The news of the military exercise comes days after Defence Minister Nirmala Sitharaman confirmed that India will participate in a multi-nation counter-terror exercise in Russia in September, which will also be joined by China, Pakistan and other SCO-member countries.
Speaking at the SCO meeting in Beijing, Sitharman said, “India will participate strongly in SCO’s Peace Mission joint military exercises being held in Russia later this year. We believe that cooperation in SCO framework will help further strengthen India’s bilateral defence ties in the region”.

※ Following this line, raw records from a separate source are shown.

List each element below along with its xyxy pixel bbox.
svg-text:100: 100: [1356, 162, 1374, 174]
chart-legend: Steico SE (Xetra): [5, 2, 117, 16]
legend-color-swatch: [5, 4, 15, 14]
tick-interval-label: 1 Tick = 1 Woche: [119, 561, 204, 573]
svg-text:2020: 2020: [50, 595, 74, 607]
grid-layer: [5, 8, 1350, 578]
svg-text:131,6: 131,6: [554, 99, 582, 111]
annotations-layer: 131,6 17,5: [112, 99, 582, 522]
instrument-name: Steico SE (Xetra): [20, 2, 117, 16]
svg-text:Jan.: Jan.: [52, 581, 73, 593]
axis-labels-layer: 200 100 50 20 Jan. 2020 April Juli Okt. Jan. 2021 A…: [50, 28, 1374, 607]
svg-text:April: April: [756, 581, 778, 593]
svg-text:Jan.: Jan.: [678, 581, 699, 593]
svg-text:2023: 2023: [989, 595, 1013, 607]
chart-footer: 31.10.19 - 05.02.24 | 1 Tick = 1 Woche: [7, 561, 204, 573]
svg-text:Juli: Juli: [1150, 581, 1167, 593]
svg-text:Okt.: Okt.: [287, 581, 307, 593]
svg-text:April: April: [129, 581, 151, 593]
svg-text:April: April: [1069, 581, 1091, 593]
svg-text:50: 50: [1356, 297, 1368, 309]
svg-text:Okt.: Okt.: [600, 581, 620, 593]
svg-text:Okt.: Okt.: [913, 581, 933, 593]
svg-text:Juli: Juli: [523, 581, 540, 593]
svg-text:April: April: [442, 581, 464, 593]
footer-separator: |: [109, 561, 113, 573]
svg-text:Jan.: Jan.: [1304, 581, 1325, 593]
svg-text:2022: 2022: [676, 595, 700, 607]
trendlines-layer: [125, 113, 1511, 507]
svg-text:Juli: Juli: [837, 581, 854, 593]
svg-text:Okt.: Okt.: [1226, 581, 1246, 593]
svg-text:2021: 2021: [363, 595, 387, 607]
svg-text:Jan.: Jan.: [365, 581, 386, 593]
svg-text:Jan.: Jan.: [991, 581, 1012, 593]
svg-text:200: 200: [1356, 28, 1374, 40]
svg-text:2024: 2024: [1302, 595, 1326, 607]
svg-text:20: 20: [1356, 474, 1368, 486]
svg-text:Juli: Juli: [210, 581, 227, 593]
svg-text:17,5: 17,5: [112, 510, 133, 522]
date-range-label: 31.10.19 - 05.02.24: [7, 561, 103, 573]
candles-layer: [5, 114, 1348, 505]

It will be for the first time since Independence that India and Pakistan will both be part of a military exercise, though the armies of the two nations have worked together in UN peace keeping missions.
The SCO was founded at a summit in Shanghai in 2001 by the Presidents of Russia, China, Kyrgyz Republic, Kazakhstan, Tajikistan and Uzbekistan.
India and Pakistan were admitted as observers of the grouping in 2005. Both the countries were admitted as full members of the bloc last year.
Meanwhile, bilateral military exercise of India and China is likely to resume this year, in sync with renewed efforts by both the countries to reset ties hit by a tense standoff between their troops, according to government sources.